Networking with such people throughout his years as assistant-trainer has certainly come in handy today, but nothing comes close to the training legacy from the man who brought him to Singapore and he helped saddle around 500 winners all-up.

“I’m so grateful to Cliff. I can’t thank him enough for continuing to recommend me and pushing for me to get my trainer’s licence,” said Fitzsimmons who became assistant-trainer to Brown in March 2014.

“I wouldn’t have done it without him. I was lucky enough to have worked for Cliff for 12 years and to have learned from the best.

“He’s also been a great mentor and friend to me and continues to be, not just with work-related issues but also for his personal guidance and I will forever be grateful.”

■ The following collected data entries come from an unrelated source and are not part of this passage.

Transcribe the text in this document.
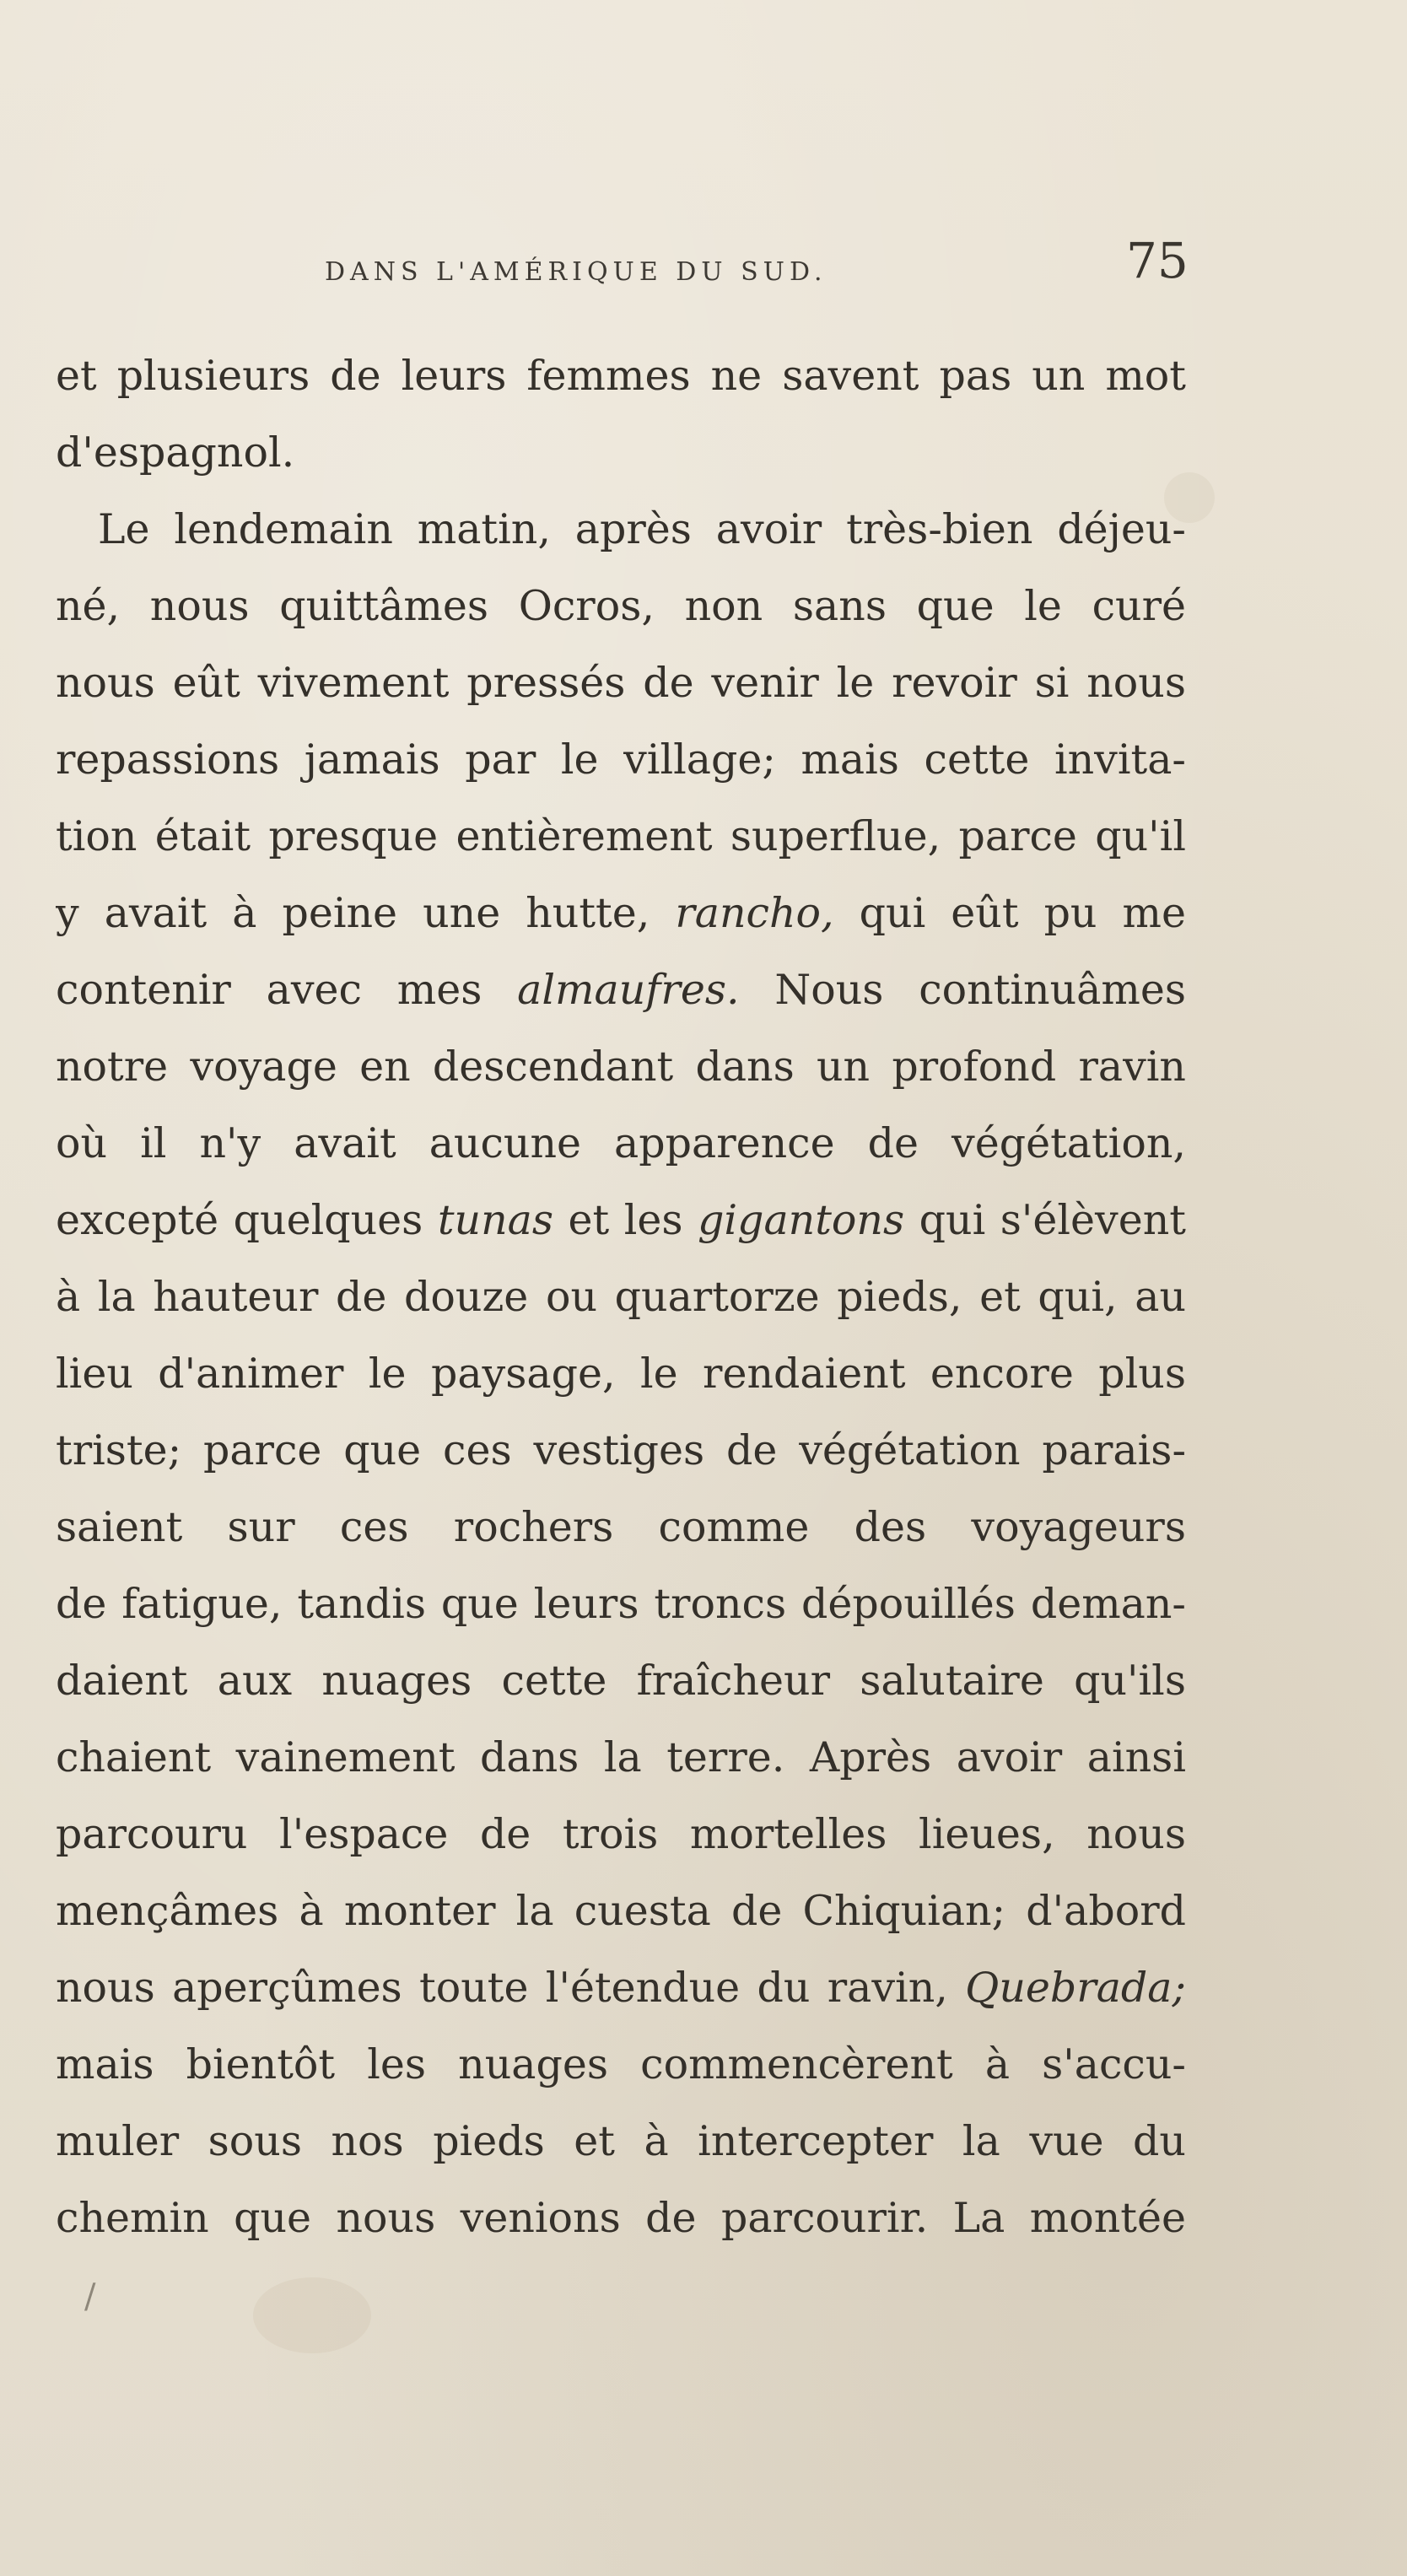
/
DANS L'AMÉRIQUE DU SUD.	75
et plusieurs de leurs femmes ne savent pas un mot
d'espagnol.
Le lendemain matin, après avoir très-bien déjeu-
né, nous quittâmes Ocros, non sans que le curé
nous eût vivement pressés de venir le revoir si nous
repassions jamais par le village; mais cette invita-
tion était presque entièrement superflue, parce qu'il
y avait à peine une hutte, rancho, qui eût pu me
contenir avec mes almaufres. Nous continuâmes
notre voyage en descendant dans un profond ravin
où il n'y avait aucune apparence de végétation,
excepté quelques tunas et les gigantons qui s'élèvent
à la hauteur de douze ou quartorze pieds, et qui, au
lieu d'animer le paysage, le rendaient encore plus
triste; parce que ces vestiges de végétation parais-
saient sur ces rochers comme des voyageurs
de fatigue, tandis que leurs troncs dépouillés deman-
daient aux nuages cette fraîcheur salutaire qu'ils
chaient vainement dans la terre. Après avoir ainsi
parcouru l'espace de trois mortelles lieues, nous
mençâmes à monter la cuesta de Chiquian; d'abord
nous aperçûmes toute l'étendue du ravin, Quebrada;
mais bientôt les nuages commencèrent à s'accu-
muler sous nos pieds et à intercepter la vue du
chemin que nous venions de parcourir. La montée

So, will Kranji see the underling become some sort of a clone of his master’s, or will he spread his wings and paddle his own canoe?

“I have a blueprint and I’ll just have to follow it. But I’ll also be my own man, change a few things, but I won’t be changing a lot because I know what works here,” said Fitzsimmons who boasts other big names from the Australian racing industry as mentors before Brown, namely Bart Cummings, Lloyd Williams, Greg Eurell and Jim Conlan.

“The process of getting my licence probably started two and a half years ago but I’ve been working towards this for 20 years. This was the aim of all the blood, sweat and tears.

“Probably after a couple of years I’ve been here, I knew this is where I wanted to train. If it hadn’t worked out, I could have looked to training at home, but I’m so glad I can train here.

“For a trainer, it’s probably the best place in the world to train. I’d like to thank Alan Ow (Vice President of Racing) and the whole Singapore Turf Club for their support and confidence in me and in giving me a licence. It’s great for the Club to give me the opportunity.

“I’d also like to thank my family, my mother and father, my wife Joan and my children, JJ, Joyce and Julian, I couldn’t have done it without their support.

“I got into racing when I was 17, and I’m not from a racing background. So, for my mum and dad, it was a little bit strange, but after 20 years of hard work, I’m finally where I want to be.

“I’m really excited about the future of the Singapore Turf Club. The Club is heading in the right direction and I’m so glad to be part of it.”